Milieu de terrain de Toulouse entre 2008 et 2016, le Guingampais Étienne Didot, qui a évolué sous les ordres du Savoyard lors de sa dernière année au club, estime quant à lui que le temps donnera raison à Pascal Dupraz : « Toulouse a des joueurs de grande qualité, mais plusieurs d’entre eux sont en manque de compétition. C’est le cas de Sanogo, Gradel ou Imbula. Quand on ne joue pas pendant un an, on ne retrouve pas son niveau en quelques semaines, estime l’ancien capitaine des Violets. Les gens en attendent beaucoup, mais je pense qu’au fur et à mesure de la saison, quand ces joueurs-là reviendront à leur niveau, ça ira crescendo pour le TFC et que les critiques contre Dupraz s’atténueront. »

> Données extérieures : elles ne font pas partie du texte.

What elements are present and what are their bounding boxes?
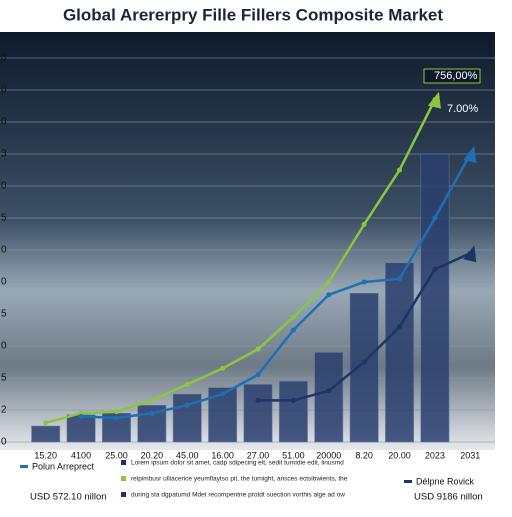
arrow-head <box>463 146 477 163</box>
y-tick-label: 0 <box>1 181 7 192</box>
series-point <box>397 276 403 282</box>
y-tick-label: 0 <box>1 437 7 448</box>
x-tick-label: 20000 <box>316 450 341 460</box>
bar <box>420 153 450 443</box>
y-tick-label: 0 <box>1 117 7 128</box>
annotation: 756,00% <box>434 70 478 82</box>
x-tick-label: 2023 <box>425 450 445 460</box>
y-tick-label: 0 <box>1 277 7 288</box>
series-point <box>220 365 226 371</box>
x-tick-label: 16.00 <box>211 450 234 460</box>
x-tick-label: 27.00 <box>247 450 270 460</box>
series-point <box>432 266 438 272</box>
legend-value: USD 9186 nillon <box>414 492 483 503</box>
x-tick-label: 45.00 <box>176 450 199 460</box>
series-point <box>255 397 261 403</box>
arrow-head <box>463 245 477 263</box>
annotation: 7.00% <box>447 103 478 115</box>
y-tick-label: 0 <box>1 341 7 352</box>
y-tick-label: 0 <box>1 53 7 64</box>
x-tick-label: 2031 <box>460 450 480 460</box>
series-point <box>326 279 332 285</box>
series-point <box>113 415 119 421</box>
series-point <box>397 167 403 173</box>
x-tick-label: 15.20 <box>34 450 57 460</box>
bar <box>243 384 273 443</box>
y-tick-label: 5 <box>1 309 7 320</box>
note-marker <box>121 460 126 465</box>
y-tick-label: 2 <box>1 405 7 416</box>
series-point <box>113 409 119 415</box>
series-point <box>290 314 296 320</box>
series-point <box>149 410 155 416</box>
x-tick-label: 20.00 <box>388 450 411 460</box>
legend-swatch <box>404 480 412 483</box>
series-point <box>78 413 84 419</box>
series-point <box>184 402 190 408</box>
series-line <box>81 153 472 420</box>
series-line <box>45 99 437 425</box>
y-tick-label: 5 <box>1 373 7 384</box>
x-tick-label: 51.00 <box>282 450 305 460</box>
arrow-head <box>427 91 441 109</box>
y-tick-label: 5 <box>1 213 7 224</box>
series-point <box>326 292 332 298</box>
legend-label: Délpne Rovick <box>416 476 475 486</box>
x-tick-label: 20.20 <box>141 450 164 460</box>
chart-title: Global Arererpry Fille Fillers Composite… <box>63 5 443 24</box>
series-point <box>361 359 367 365</box>
legend-value: USD 572.10 nillon <box>30 492 107 503</box>
series-point <box>326 388 332 394</box>
note: relpimbusr ulliacerice yeumflaytso pit, … <box>131 476 348 483</box>
series-point <box>361 279 367 285</box>
note: Lorem ipsum dolor sit amet, cadp sdipeci… <box>131 460 344 467</box>
x-tick-label: 8.20 <box>355 450 373 460</box>
series-point <box>397 324 403 330</box>
note-marker <box>121 492 126 497</box>
series-point <box>43 420 49 426</box>
y-tick-label: 0 <box>1 245 7 256</box>
note-marker <box>121 476 126 481</box>
series-point <box>149 397 155 403</box>
x-tick-label: 25.00 <box>105 450 128 460</box>
bar <box>31 425 61 443</box>
series-point <box>361 221 367 227</box>
series-point <box>290 397 296 403</box>
series-point <box>184 381 190 387</box>
annotation-box <box>423 68 481 84</box>
y-tick-label: 3 <box>1 149 7 160</box>
bar <box>349 292 379 443</box>
y-tick-label: 0 <box>1 85 7 96</box>
bar <box>278 380 308 443</box>
series-point <box>220 391 226 397</box>
bar <box>385 262 414 443</box>
x-tick-label: 4100 <box>71 450 91 460</box>
bar <box>314 352 344 443</box>
legend-swatch <box>20 465 28 468</box>
legend-label: Polun Arreprect <box>32 461 95 471</box>
series-point <box>432 215 438 221</box>
note: during sta dgpatumd Mdet recompentne pro… <box>131 492 345 499</box>
series-point <box>255 346 261 352</box>
series-point <box>290 327 296 333</box>
series-point <box>255 372 261 378</box>
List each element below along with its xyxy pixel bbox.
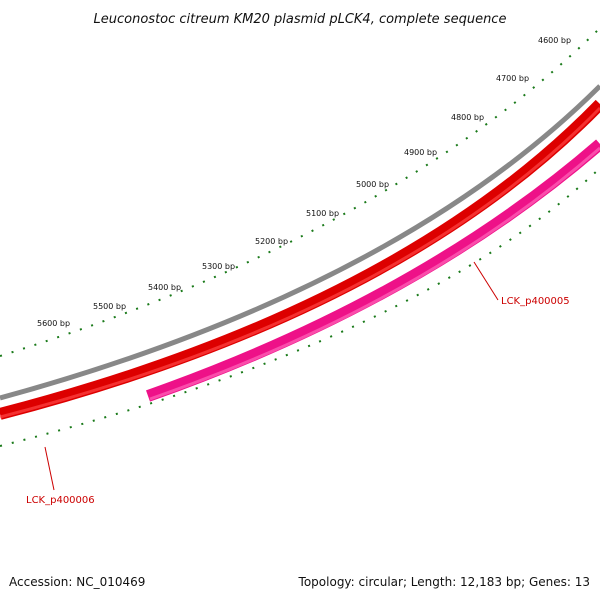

Du temps, il n’est pas idiot d’en réclamer avant de juger le travail de Dupraz lorsque l’on sait que Toulouse présente en 2017-2018 le troisième effectif le plus jeune du Big 5 (24,2 ans en moyenne) derrière Lille et Leipzig, et que le TFC est le club français qui fait le plus jouer les jeunes formés au club cette saison*. Ce temps, précieux, Dupraz l’aura. Car si le football brûle ses icônes aussi vite qu’il les érige, lui a accumulé grâce au « miracle d’Angers » suffisamment de crédit pour ne pas être inquiété au moindre pas de travers de son équipe.
Seul Casa fait mieux que Dupraz
D’autant que sur le plan comptable, le bilan provisoire de l’ère Dupraz (19 victoires, 21 nuls, 21 défaites) est encore loin d’être indéfendable : seul Alain Casanova présente de meilleurs résultats que lui depuis la remontée du club en Ligue 1, en 2003.
Mais ces résultats sont aussi à mettre en perspective avec les moyens mis à disposition de chacun de ces entraîneurs. Depuis l’arrivée de son coach savoyard, le TFC a investi autour de 20 millions d’euros sur le marché des transferts, ce qui fait du club le 10e plus dépensier de France sur cette période. Lors du premier été de Dupraz en Haute-Garonne, le TFC a même lâché 7 millions d’euros pour recruter, se classant ainsi à la 5e position des dépenses en L1. Une prise de risque peu habituelle au sein du club violet. Voilà aussi pourquoi l’exigence de résultats et de jeu envers Pascal Dupraz est sans doute sensiblement plus élevée que pour ses prédécesseurs : le village toulousain aimerait bien pouvoir rêver un peu, bâillonner son barde qui chante à la gloire du ventre mou et, pourquoi pas, s’asseoir de nouveau à la table des grands banquets européens. Reste à remettre la main sur la formule de la potion magique – et cela demandera sans doute du temps –, ou à trouver l’adresse d’un nouveau druide.
Par Albert Marie
*D’après le rapport d’octobre 2017 du Centre international d’étude du sport (CIES).